According to him, “This is a continued, massive crisis response given the continuation of the crisis. Helping this effort was the front-loading of IDA19. IDA has been a key part of what has been a record scale-up. We’ll be starting IDA20 on July 1, making $93 billion available to IDA countries, the poorest”, he said.
He bemoaned that the Spring Meetings began with countries facing severe overlapping crises including COVID-19, inflation, and Russia’s invasion of Ukraine.
“I’m deeply concerned about developing countries. They’re facing sudden price increases for energy, fertiliser, and food, and the likelihood of interest rate increases. Each one hits them hard.
“These, plus the war in Ukraine and China’s COVID-related shutdowns, are pushing global growth rates even lower and poverty rates higher.
“We’ve lowered our 2022 growth rate to 3.2% from 4.1% before. People are facing reversals in development for education, health, and gender equality. They’re facing reduced commercial activity and trade. Also, the debt crises and currency depreciations have a burden that falls heavily on the poor”, the World Bank Group President noted.
Package for Ukraine
Mr. Malpass indicated that the World Bank has mobilised nearly $1 billion in emergency financing for Ukraine and announced another $1.5 billion to support essential government services.
“I want to spend a few minutes on the issue of food insecurity. I was recently at the World Water Forum in Senegal, and then I visited Morocco. Both countries are being affected by the price spike in the energy and fertiliser that are used to make food. This is an intense problem.

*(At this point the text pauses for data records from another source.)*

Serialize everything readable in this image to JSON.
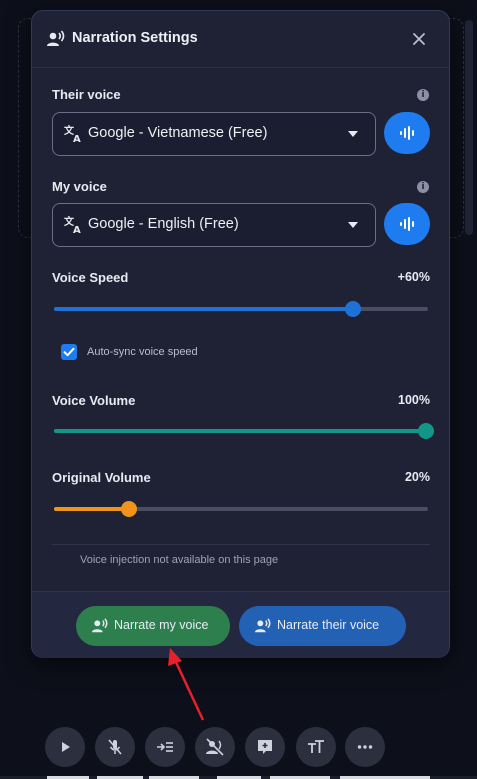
{
  "header": {
    "title": "Narration Settings",
    "title_icon": "voice-person-icon",
    "close_icon": "close-icon"
  },
  "their_voice": {
    "label": "Their voice",
    "selected": "Google - Vietnamese (Free)",
    "icon": "translate-icon",
    "button_icon": "audio-wave-icon"
  },
  "my_voice": {
    "label": "My voice",
    "selected": "Google - English (Free)",
    "icon": "translate-icon",
    "button_icon": "audio-wave-icon"
  },
  "voice_speed": {
    "label": "Voice Speed",
    "value_text": "+60%",
    "level": 0.8,
    "color": "#1e72d6"
  },
  "auto_sync": {
    "label": "Auto-sync voice speed",
    "checked": true
  },
  "voice_volume": {
    "label": "Voice Volume",
    "value_text": "100%",
    "level": 1.0,
    "color": "#13958a"
  },
  "original_volume": {
    "label": "Original Volume",
    "value_text": "20%",
    "level": 0.2,
    "color": "#f0941c"
  },
  "note": "Voice injection not available on this page",
  "footer": {
    "narrate_mine": {
      "label": "Narrate my voice",
      "color": "#2d7f4e"
    },
    "narrate_theirs": {
      "label": "Narrate their voice",
      "color": "#2361b5"
    }
  },
  "toolbar": {
    "buttons": [
      "play-icon",
      "mic-off-icon",
      "indent-icon",
      "voice-off-icon",
      "add-comment-icon",
      "text-size-icon",
      "more-icon"
    ]
  },
  "colors": {
    "accent_blue": "#1e7bf0",
    "annotation_arrow": "#e8202a"
  }
}
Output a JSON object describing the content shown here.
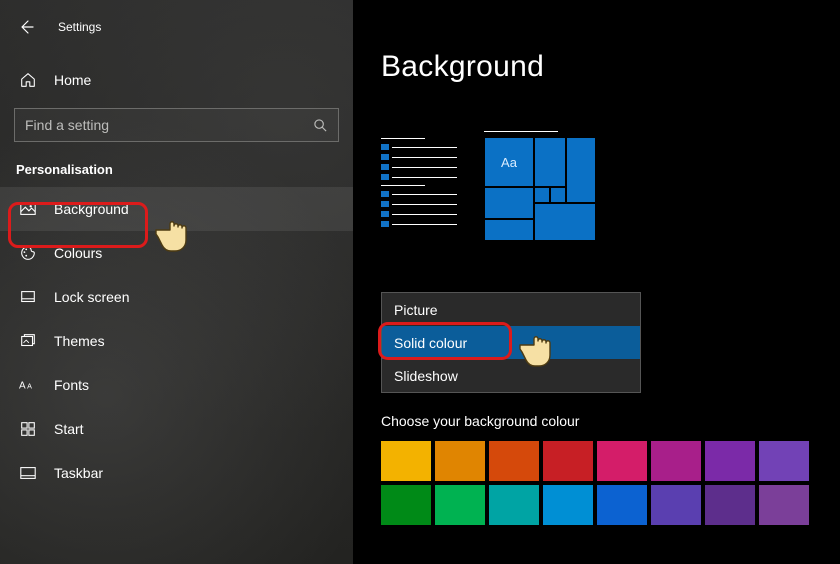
{
  "header": {
    "title": "Settings"
  },
  "sidebar": {
    "home": "Home",
    "search_placeholder": "Find a setting",
    "section": "Personalisation",
    "items": [
      {
        "key": "background",
        "label": "Background"
      },
      {
        "key": "colours",
        "label": "Colours"
      },
      {
        "key": "lockscreen",
        "label": "Lock screen"
      },
      {
        "key": "themes",
        "label": "Themes"
      },
      {
        "key": "fonts",
        "label": "Fonts"
      },
      {
        "key": "start",
        "label": "Start"
      },
      {
        "key": "taskbar",
        "label": "Taskbar"
      }
    ]
  },
  "main": {
    "title": "Background",
    "preview_sample_text": "Aa",
    "dropdown": {
      "options": [
        {
          "key": "picture",
          "label": "Picture"
        },
        {
          "key": "solid",
          "label": "Solid colour"
        },
        {
          "key": "slideshow",
          "label": "Slideshow"
        }
      ],
      "selected": "solid"
    },
    "colour_label": "Choose your background colour",
    "colours_row1": [
      "#f3b200",
      "#e08501",
      "#d5490b",
      "#c71f25",
      "#d41d69",
      "#a81f8a",
      "#7b2aa8",
      "#7242b6"
    ],
    "colours_row2": [
      "#008a17",
      "#00b251",
      "#00a4a4",
      "#008fd4",
      "#0c62d1",
      "#5a3fb0",
      "#5d2e8c",
      "#7b3f99"
    ]
  },
  "annotations": {
    "highlight_sidebar_item": "background",
    "highlight_dropdown_item": "solid"
  }
}
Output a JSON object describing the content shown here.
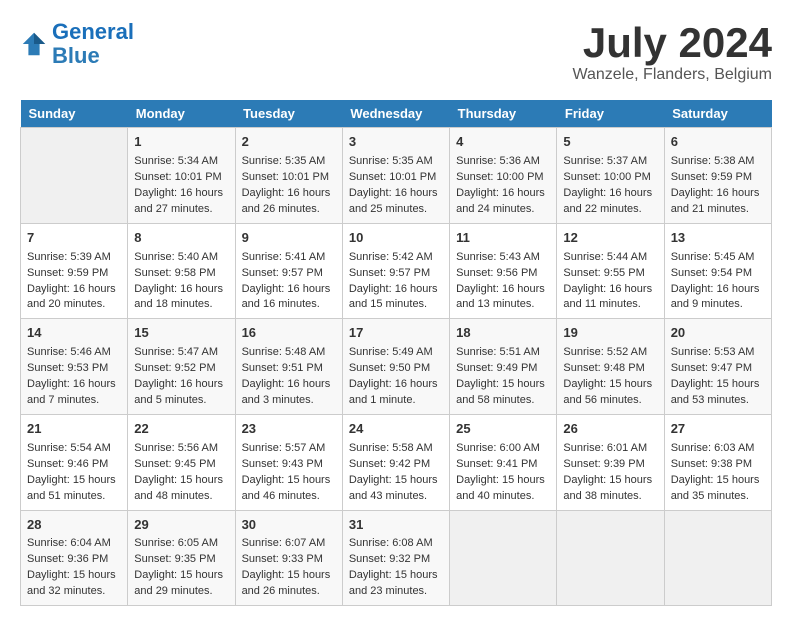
{
  "header": {
    "logo_line1": "General",
    "logo_line2": "Blue",
    "month": "July 2024",
    "location": "Wanzele, Flanders, Belgium"
  },
  "columns": [
    "Sunday",
    "Monday",
    "Tuesday",
    "Wednesday",
    "Thursday",
    "Friday",
    "Saturday"
  ],
  "weeks": [
    [
      {
        "day": "",
        "empty": true
      },
      {
        "day": "1",
        "sunrise": "Sunrise: 5:34 AM",
        "sunset": "Sunset: 10:01 PM",
        "daylight": "Daylight: 16 hours and 27 minutes."
      },
      {
        "day": "2",
        "sunrise": "Sunrise: 5:35 AM",
        "sunset": "Sunset: 10:01 PM",
        "daylight": "Daylight: 16 hours and 26 minutes."
      },
      {
        "day": "3",
        "sunrise": "Sunrise: 5:35 AM",
        "sunset": "Sunset: 10:01 PM",
        "daylight": "Daylight: 16 hours and 25 minutes."
      },
      {
        "day": "4",
        "sunrise": "Sunrise: 5:36 AM",
        "sunset": "Sunset: 10:00 PM",
        "daylight": "Daylight: 16 hours and 24 minutes."
      },
      {
        "day": "5",
        "sunrise": "Sunrise: 5:37 AM",
        "sunset": "Sunset: 10:00 PM",
        "daylight": "Daylight: 16 hours and 22 minutes."
      },
      {
        "day": "6",
        "sunrise": "Sunrise: 5:38 AM",
        "sunset": "Sunset: 9:59 PM",
        "daylight": "Daylight: 16 hours and 21 minutes."
      }
    ],
    [
      {
        "day": "7",
        "sunrise": "Sunrise: 5:39 AM",
        "sunset": "Sunset: 9:59 PM",
        "daylight": "Daylight: 16 hours and 20 minutes."
      },
      {
        "day": "8",
        "sunrise": "Sunrise: 5:40 AM",
        "sunset": "Sunset: 9:58 PM",
        "daylight": "Daylight: 16 hours and 18 minutes."
      },
      {
        "day": "9",
        "sunrise": "Sunrise: 5:41 AM",
        "sunset": "Sunset: 9:57 PM",
        "daylight": "Daylight: 16 hours and 16 minutes."
      },
      {
        "day": "10",
        "sunrise": "Sunrise: 5:42 AM",
        "sunset": "Sunset: 9:57 PM",
        "daylight": "Daylight: 16 hours and 15 minutes."
      },
      {
        "day": "11",
        "sunrise": "Sunrise: 5:43 AM",
        "sunset": "Sunset: 9:56 PM",
        "daylight": "Daylight: 16 hours and 13 minutes."
      },
      {
        "day": "12",
        "sunrise": "Sunrise: 5:44 AM",
        "sunset": "Sunset: 9:55 PM",
        "daylight": "Daylight: 16 hours and 11 minutes."
      },
      {
        "day": "13",
        "sunrise": "Sunrise: 5:45 AM",
        "sunset": "Sunset: 9:54 PM",
        "daylight": "Daylight: 16 hours and 9 minutes."
      }
    ],
    [
      {
        "day": "14",
        "sunrise": "Sunrise: 5:46 AM",
        "sunset": "Sunset: 9:53 PM",
        "daylight": "Daylight: 16 hours and 7 minutes."
      },
      {
        "day": "15",
        "sunrise": "Sunrise: 5:47 AM",
        "sunset": "Sunset: 9:52 PM",
        "daylight": "Daylight: 16 hours and 5 minutes."
      },
      {
        "day": "16",
        "sunrise": "Sunrise: 5:48 AM",
        "sunset": "Sunset: 9:51 PM",
        "daylight": "Daylight: 16 hours and 3 minutes."
      },
      {
        "day": "17",
        "sunrise": "Sunrise: 5:49 AM",
        "sunset": "Sunset: 9:50 PM",
        "daylight": "Daylight: 16 hours and 1 minute."
      },
      {
        "day": "18",
        "sunrise": "Sunrise: 5:51 AM",
        "sunset": "Sunset: 9:49 PM",
        "daylight": "Daylight: 15 hours and 58 minutes."
      },
      {
        "day": "19",
        "sunrise": "Sunrise: 5:52 AM",
        "sunset": "Sunset: 9:48 PM",
        "daylight": "Daylight: 15 hours and 56 minutes."
      },
      {
        "day": "20",
        "sunrise": "Sunrise: 5:53 AM",
        "sunset": "Sunset: 9:47 PM",
        "daylight": "Daylight: 15 hours and 53 minutes."
      }
    ],
    [
      {
        "day": "21",
        "sunrise": "Sunrise: 5:54 AM",
        "sunset": "Sunset: 9:46 PM",
        "daylight": "Daylight: 15 hours and 51 minutes."
      },
      {
        "day": "22",
        "sunrise": "Sunrise: 5:56 AM",
        "sunset": "Sunset: 9:45 PM",
        "daylight": "Daylight: 15 hours and 48 minutes."
      },
      {
        "day": "23",
        "sunrise": "Sunrise: 5:57 AM",
        "sunset": "Sunset: 9:43 PM",
        "daylight": "Daylight: 15 hours and 46 minutes."
      },
      {
        "day": "24",
        "sunrise": "Sunrise: 5:58 AM",
        "sunset": "Sunset: 9:42 PM",
        "daylight": "Daylight: 15 hours and 43 minutes."
      },
      {
        "day": "25",
        "sunrise": "Sunrise: 6:00 AM",
        "sunset": "Sunset: 9:41 PM",
        "daylight": "Daylight: 15 hours and 40 minutes."
      },
      {
        "day": "26",
        "sunrise": "Sunrise: 6:01 AM",
        "sunset": "Sunset: 9:39 PM",
        "daylight": "Daylight: 15 hours and 38 minutes."
      },
      {
        "day": "27",
        "sunrise": "Sunrise: 6:03 AM",
        "sunset": "Sunset: 9:38 PM",
        "daylight": "Daylight: 15 hours and 35 minutes."
      }
    ],
    [
      {
        "day": "28",
        "sunrise": "Sunrise: 6:04 AM",
        "sunset": "Sunset: 9:36 PM",
        "daylight": "Daylight: 15 hours and 32 minutes."
      },
      {
        "day": "29",
        "sunrise": "Sunrise: 6:05 AM",
        "sunset": "Sunset: 9:35 PM",
        "daylight": "Daylight: 15 hours and 29 minutes."
      },
      {
        "day": "30",
        "sunrise": "Sunrise: 6:07 AM",
        "sunset": "Sunset: 9:33 PM",
        "daylight": "Daylight: 15 hours and 26 minutes."
      },
      {
        "day": "31",
        "sunrise": "Sunrise: 6:08 AM",
        "sunset": "Sunset: 9:32 PM",
        "daylight": "Daylight: 15 hours and 23 minutes."
      },
      {
        "day": "",
        "empty": true
      },
      {
        "day": "",
        "empty": true
      },
      {
        "day": "",
        "empty": true
      }
    ]
  ]
}
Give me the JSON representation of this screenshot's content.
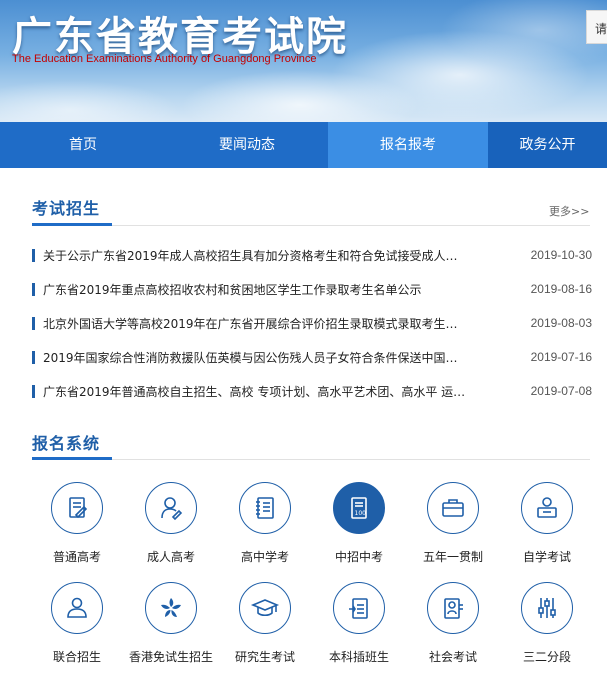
{
  "header": {
    "title_cn": "广东省教育考试院",
    "title_en": "The Education Examinations Authority of Guangdong Province",
    "login_partial": "请"
  },
  "nav": {
    "items": [
      {
        "label": "首页"
      },
      {
        "label": "要闻动态"
      },
      {
        "label": "报名报考",
        "active": true
      },
      {
        "label": "政务公开"
      }
    ]
  },
  "exam_section": {
    "title": "考试招生",
    "more": "更多>>",
    "news": [
      {
        "title": "关于公示广东省2019年成人高校招生具有加分资格考生和符合免试接受成人…",
        "date": "2019-10-30"
      },
      {
        "title": "广东省2019年重点高校招收农村和贫困地区学生工作录取考生名单公示",
        "date": "2019-08-16"
      },
      {
        "title": "北京外国语大学等高校2019年在广东省开展综合评价招生录取模式录取考生…",
        "date": "2019-08-03"
      },
      {
        "title": "2019年国家综合性消防救援队伍英模与因公伤残人员子女符合条件保送中国…",
        "date": "2019-07-16"
      },
      {
        "title": "广东省2019年普通高校自主招生、高校 专项计划、高水平艺术团、高水平 运…",
        "date": "2019-07-08"
      }
    ]
  },
  "system_section": {
    "title": "报名系统",
    "items": [
      {
        "label": "普通高考",
        "icon": "exam-paper-icon"
      },
      {
        "label": "成人高考",
        "icon": "adult-learner-icon"
      },
      {
        "label": "高中学考",
        "icon": "notebook-icon"
      },
      {
        "label": "中招中考",
        "icon": "score-sheet-icon",
        "active": true
      },
      {
        "label": "五年一贯制",
        "icon": "briefcase-icon"
      },
      {
        "label": "自学考试",
        "icon": "self-study-icon"
      },
      {
        "label": "联合招生",
        "icon": "group-icon"
      },
      {
        "label": "香港免试生招生",
        "icon": "bauhinia-icon"
      },
      {
        "label": "研究生考试",
        "icon": "graduation-cap-icon"
      },
      {
        "label": "本科插班生",
        "icon": "transfer-icon"
      },
      {
        "label": "社会考试",
        "icon": "certificate-icon"
      },
      {
        "label": "三二分段",
        "icon": "sliders-icon"
      }
    ]
  },
  "colors": {
    "nav_bg": "#1f6cc7",
    "nav_active": "#3b8ee4",
    "accent": "#1f5fa8",
    "logo_en": "#c40000"
  }
}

“Food crises are bad for everyone, but they’re devastating for the poorest and most vulnerable. There are two reasons. First, the world’s poorest countries tend to be food-importing countries. Second, food accounts for, at least, half of total expenditures in household budgets in low-income countries, so it hits them hardest.
“I joined Kristalina Georgieva, IMF Managing Director; Ngozi Okonjo-Iweala, WTO Director-General; and David Beasley, World Food Program Executive Director in a joint statement last week on food insecurity. We wanted to highlight the issue and help coordination. Countries must be taking action now to encourage the production of food, energy, and fertiliser. The production chain needs all three. It’s vital for countries, both advanced and developing, to reduce their trade barriers”, Mr. Malpass told the meeting.
Global trade
According to Mr. Malpass, global trade is still facing quotas, high import tariffs, high export tariffs, expensive food price subsidies, and even export bans on food products.
The international community, he stressed, needs to immediately step up emergency assistance for food insecurity and help bolster social safety nets.
“From the World Bank’s standpoint, we are providing roughly $17 billion per year to strengthen food security – a big part of the global effort,” he added.